Pruning Tooling and Practical Workflow
Gradual Pruning Schedule
Start training dense. After warmup (10-20% of training), begin zeroing weights at each epoch. Use a cubic schedule: prune slowly at first, accelerate in the middle, slow down near target. For 90% final sparsity over 100 epochs: epoch 20 is 10% sparse, epoch 50 is 60% sparse, epoch 80 is 85% sparse. The cubic shape matches how accuracy recovers: the network adapts quickly to small changes, needs time to adjust to large changes.
Framework Support
PyTorch: torch.nn.utils.prune provides magnitude pruning utilities. Combine with custom training loops for gradual schedules. TensorFlow: tensorflow_model_optimization toolkit includes PolynomialDecay pruning schedules. Both support structured and unstructured. For production, export pruned models to ONNX and apply framework-agnostic optimizations.
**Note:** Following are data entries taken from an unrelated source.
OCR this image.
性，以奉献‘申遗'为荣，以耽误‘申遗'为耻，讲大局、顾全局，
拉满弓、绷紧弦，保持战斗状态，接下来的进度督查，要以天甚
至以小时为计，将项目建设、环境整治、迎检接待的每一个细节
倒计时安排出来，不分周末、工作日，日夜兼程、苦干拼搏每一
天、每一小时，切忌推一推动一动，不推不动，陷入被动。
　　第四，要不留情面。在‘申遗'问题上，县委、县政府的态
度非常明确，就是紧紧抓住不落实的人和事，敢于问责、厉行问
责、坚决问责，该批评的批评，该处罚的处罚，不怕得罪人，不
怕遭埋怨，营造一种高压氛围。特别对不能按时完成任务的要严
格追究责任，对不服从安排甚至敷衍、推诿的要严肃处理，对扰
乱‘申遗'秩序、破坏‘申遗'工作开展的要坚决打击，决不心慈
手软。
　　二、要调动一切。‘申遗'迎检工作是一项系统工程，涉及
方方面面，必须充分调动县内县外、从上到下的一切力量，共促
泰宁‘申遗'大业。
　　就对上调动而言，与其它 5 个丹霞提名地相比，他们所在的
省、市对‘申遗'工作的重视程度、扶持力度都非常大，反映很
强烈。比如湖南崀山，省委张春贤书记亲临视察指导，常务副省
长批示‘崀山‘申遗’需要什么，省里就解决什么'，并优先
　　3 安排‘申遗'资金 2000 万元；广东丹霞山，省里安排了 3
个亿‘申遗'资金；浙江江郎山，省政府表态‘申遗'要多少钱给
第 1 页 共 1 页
Key check: verify sparse representation after export since some formats densify for compatibility.
Validation Protocol
Compare pruned model against baseline on: accuracy (within 1-2%), latency on target hardware (actual speedup, not theoretical), memory footprint (both disk and runtime). Test on edge cases: inputs that originally scored near decision boundaries often degrade first. A/B test in production before full rollout since aggregate accuracy may hide per-segment degradation.